I'm quite familiar with Beautiful Soup in Python, I have always used to scrape live site.
Now I'm scraping a local HTML file (link, in case you want to test the code), the only problem is that accented characters are not represented in the correct way (this never happened to me when scraping live sites).
This is a simplified version of the code
import requests, urllib.request, time, unicodedata, csv
from bs4 import BeautifulSoup
soup = BeautifulSoup(open('AH.html'), "html.parser")
tables = soup.find_all('table')
titles = tables[0].find_all('tr')
print(titles[55].text)
which prints the following output
2:22 - Il Destino È Già Scritto (2017 ITA/ENG) [1080p] [BLUWORLD]
while the correct output should be
2:22 - Il Destino È Già Scritto (2017 ITA/ENG) [1080p] [BLUWORLD]

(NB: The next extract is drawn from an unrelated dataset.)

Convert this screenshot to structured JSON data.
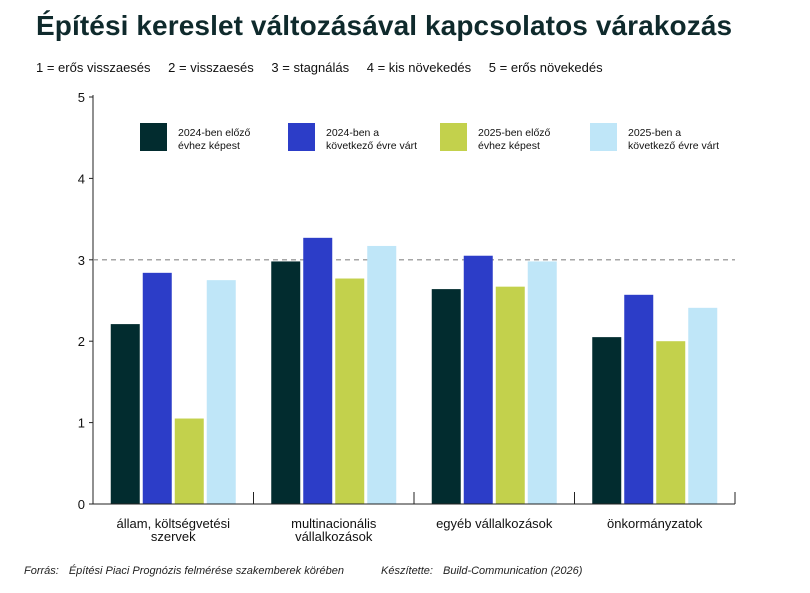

I looked for a solution, read many questions/answers and found this answer, which I implemented in the following way
import requests, urllib.request, time, unicodedata, csv
from bs4 import BeautifulSoup
import codecs
response = open('AH.html')
content = response.read()
html = codecs.decode(content, 'utf-8')
soup = BeautifulSoup(html, "html.parser")
However, it runs the following error
Traceback (most recent call last):
File "C:\Users\user\AppData\Local\Programs\Python\Python37-32\lib\encodings\utf_8.py", line 16, in decode
return codecs.utf_8_decode(input, errors, True)
TypeError: a bytes-like object is required, not 'str'
The above exception was the direct cause of the following exception:
Traceback (most recent call last):
File "C:\Users\user\Desktop\score.py", line 8, in <module>
html = codecs.decode(content, 'utf-8')
TypeError: decoding with 'utf-8' codec failed (TypeError: a bytes-like object is required, not 'str')
I guess is easy to solve the problem, but how to do it?